- Directed by: Frank R. Strayer
- Screenplay by: William K. Wells
- Story by: Andrew Bennison
- Produced by: Fox Film Corporation
- Starring: Joseph Wagstaff Lola Lane
- Cinematography: Conrad Wells
- Edited by: Alfred DeGaetano
- Music by: Arthur Kay
- Distributed by: Fox Film
- Release date: February 2, 1930;
- Running time: 70 minutes
- Country: United States
- Language: English

= Let's Go Places =

1930 film

Let's Go Places is a 1930 American Pre-Code musical film made by the Fox Film Corporation.

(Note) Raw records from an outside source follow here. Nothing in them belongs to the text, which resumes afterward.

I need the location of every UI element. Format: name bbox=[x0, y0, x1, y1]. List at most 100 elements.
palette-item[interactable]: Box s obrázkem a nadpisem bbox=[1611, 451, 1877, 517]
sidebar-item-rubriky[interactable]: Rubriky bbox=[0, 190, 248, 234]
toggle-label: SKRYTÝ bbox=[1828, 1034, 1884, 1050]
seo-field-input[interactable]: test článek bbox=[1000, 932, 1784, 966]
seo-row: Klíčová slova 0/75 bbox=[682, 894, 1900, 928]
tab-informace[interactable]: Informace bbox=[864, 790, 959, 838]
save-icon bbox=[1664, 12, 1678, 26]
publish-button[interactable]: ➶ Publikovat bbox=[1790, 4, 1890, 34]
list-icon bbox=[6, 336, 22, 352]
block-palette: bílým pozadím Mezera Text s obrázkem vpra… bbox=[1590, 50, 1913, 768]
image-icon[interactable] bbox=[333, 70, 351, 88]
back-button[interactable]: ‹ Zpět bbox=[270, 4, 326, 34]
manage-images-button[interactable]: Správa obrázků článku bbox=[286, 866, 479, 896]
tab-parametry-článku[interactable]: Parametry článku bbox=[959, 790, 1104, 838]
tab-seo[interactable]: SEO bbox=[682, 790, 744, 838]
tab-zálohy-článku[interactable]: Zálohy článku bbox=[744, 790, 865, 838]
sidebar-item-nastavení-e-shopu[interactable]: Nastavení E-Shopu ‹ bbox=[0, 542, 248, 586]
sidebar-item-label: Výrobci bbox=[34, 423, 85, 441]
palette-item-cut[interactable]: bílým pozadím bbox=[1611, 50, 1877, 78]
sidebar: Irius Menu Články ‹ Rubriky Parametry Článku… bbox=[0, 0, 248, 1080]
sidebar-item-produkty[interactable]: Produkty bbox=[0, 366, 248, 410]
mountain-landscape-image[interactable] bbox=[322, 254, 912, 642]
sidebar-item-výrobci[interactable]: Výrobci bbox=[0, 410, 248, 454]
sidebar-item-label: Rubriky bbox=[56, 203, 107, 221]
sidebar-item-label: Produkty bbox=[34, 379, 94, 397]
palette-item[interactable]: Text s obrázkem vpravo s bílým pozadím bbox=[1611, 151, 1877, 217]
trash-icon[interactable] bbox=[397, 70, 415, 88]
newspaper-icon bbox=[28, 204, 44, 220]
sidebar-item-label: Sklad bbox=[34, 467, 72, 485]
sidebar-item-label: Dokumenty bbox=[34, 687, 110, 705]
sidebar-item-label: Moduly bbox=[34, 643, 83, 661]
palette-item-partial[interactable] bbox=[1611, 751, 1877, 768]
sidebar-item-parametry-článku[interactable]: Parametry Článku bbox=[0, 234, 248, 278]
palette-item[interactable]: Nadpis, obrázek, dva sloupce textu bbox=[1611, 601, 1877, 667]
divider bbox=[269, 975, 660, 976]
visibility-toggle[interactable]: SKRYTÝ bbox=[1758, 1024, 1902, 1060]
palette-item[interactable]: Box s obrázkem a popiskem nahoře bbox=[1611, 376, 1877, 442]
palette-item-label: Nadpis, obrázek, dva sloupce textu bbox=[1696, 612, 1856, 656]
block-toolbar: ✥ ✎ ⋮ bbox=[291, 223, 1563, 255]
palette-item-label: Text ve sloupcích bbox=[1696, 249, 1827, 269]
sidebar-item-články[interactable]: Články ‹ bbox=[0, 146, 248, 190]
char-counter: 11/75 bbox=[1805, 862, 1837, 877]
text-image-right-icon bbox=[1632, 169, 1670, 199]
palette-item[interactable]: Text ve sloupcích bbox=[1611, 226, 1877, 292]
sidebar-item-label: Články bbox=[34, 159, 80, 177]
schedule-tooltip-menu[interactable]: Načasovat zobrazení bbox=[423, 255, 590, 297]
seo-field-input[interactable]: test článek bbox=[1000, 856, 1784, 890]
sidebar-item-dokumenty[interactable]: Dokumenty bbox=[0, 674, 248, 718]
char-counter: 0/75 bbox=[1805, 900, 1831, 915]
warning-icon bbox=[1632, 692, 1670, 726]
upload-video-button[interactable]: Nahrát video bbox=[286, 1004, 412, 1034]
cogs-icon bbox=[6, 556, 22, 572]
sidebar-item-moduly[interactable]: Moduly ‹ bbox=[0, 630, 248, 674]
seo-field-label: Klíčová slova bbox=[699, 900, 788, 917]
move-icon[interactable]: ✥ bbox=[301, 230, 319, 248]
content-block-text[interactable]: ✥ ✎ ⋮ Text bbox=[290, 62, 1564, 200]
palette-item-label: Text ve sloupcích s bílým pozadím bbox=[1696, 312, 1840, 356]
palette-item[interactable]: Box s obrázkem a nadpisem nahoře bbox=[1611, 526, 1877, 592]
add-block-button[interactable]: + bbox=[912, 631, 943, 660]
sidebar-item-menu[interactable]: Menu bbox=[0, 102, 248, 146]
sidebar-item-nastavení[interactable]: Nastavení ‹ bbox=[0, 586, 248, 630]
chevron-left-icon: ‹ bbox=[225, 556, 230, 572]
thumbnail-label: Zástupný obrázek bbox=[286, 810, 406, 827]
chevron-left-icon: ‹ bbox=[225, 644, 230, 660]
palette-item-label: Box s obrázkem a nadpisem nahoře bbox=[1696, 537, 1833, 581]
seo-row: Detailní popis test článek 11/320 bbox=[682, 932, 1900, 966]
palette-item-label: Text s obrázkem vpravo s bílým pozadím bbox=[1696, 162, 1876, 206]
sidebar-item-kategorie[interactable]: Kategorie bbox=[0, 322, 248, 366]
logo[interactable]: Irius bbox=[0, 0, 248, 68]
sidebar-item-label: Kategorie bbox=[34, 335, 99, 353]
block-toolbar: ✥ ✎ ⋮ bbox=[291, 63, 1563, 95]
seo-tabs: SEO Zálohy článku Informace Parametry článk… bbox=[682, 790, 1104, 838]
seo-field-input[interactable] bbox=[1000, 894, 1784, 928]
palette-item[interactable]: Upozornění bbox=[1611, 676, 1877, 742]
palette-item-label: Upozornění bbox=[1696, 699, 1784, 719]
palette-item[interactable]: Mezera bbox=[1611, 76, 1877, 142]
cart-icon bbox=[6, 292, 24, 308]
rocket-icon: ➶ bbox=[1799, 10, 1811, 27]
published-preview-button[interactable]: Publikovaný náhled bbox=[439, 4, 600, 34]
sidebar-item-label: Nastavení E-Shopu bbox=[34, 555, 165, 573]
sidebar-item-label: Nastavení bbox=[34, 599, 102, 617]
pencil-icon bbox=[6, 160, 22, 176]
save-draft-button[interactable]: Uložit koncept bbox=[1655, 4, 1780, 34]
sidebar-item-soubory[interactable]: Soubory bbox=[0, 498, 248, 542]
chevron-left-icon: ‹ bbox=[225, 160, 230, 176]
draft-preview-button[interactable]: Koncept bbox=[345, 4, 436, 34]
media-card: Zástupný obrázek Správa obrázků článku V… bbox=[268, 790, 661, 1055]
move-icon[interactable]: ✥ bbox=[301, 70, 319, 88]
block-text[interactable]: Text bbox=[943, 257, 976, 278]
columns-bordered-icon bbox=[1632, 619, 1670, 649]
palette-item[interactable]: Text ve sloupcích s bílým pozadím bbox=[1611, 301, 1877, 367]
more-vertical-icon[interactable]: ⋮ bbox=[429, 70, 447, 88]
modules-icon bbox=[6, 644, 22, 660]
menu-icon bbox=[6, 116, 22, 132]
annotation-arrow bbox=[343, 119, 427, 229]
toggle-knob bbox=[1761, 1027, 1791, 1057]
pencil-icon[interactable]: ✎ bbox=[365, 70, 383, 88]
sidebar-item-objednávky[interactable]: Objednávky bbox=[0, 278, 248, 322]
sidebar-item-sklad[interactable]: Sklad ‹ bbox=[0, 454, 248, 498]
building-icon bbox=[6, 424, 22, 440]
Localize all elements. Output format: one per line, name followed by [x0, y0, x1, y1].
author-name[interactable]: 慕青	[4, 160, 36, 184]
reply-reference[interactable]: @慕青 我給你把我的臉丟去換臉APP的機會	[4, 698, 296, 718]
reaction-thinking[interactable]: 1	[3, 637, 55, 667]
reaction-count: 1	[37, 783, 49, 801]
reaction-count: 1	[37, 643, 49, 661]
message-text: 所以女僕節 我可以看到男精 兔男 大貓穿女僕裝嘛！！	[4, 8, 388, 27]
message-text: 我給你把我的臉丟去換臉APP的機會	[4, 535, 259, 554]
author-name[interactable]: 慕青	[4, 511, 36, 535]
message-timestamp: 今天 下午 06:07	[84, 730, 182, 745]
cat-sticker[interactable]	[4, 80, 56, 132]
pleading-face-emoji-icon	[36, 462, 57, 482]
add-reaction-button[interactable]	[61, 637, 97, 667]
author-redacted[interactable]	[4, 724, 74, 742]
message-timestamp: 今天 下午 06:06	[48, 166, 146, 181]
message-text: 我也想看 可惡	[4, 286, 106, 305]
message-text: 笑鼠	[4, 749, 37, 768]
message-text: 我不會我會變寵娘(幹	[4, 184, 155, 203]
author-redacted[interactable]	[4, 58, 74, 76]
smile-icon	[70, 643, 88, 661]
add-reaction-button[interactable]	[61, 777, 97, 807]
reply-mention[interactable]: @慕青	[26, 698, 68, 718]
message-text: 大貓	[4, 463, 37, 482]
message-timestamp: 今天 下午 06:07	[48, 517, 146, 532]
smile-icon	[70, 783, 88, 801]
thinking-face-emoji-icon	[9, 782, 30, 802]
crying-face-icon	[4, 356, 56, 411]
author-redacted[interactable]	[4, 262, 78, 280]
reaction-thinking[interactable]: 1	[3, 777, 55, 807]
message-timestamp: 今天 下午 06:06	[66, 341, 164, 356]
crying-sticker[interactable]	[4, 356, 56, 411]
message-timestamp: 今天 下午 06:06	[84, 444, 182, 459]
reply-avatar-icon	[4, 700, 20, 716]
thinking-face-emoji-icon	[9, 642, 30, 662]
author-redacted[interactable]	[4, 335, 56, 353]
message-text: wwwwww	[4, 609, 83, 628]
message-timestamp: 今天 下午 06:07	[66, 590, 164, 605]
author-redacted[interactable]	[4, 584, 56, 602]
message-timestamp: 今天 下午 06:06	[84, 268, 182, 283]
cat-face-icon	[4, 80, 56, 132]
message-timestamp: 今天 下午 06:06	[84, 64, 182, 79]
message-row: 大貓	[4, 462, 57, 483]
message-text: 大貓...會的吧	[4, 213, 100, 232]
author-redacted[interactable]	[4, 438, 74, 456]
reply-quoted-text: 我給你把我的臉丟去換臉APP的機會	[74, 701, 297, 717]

Directed by Frank R. Strayer, the film uses a screenplay by William K. Wells which is based on a story by Andrew Bennison. It was choreographed by Danny Dare. The film stars Joseph Wagstaff, Lola Lane, Sharon Lynn, Frank Richardson, Walter Catlett, Dixie Lee, Ilka Chase, and Larry Steers.

==Cast==
- Joseph Wagstaff as Paul Adams
- Lola Lane as Marjorie Lorraine
- Sharon Lynn as Virginia Gordon
- Frank Richardson as J. Speed Quinn
- Walter Catlett as Rex Wardell
- Dixie Lee as Dixie
- Ilka Chase as Mrs. Du Bonnet
- Larry Steers as Ben King

unbilled
- Betty Grable as Chorine
- Charles Judels as Du Bonnet
- Eddie Kane as Frenchman

==Preservation status==
According to IMDb, Let's Go Places is now considered a lost film.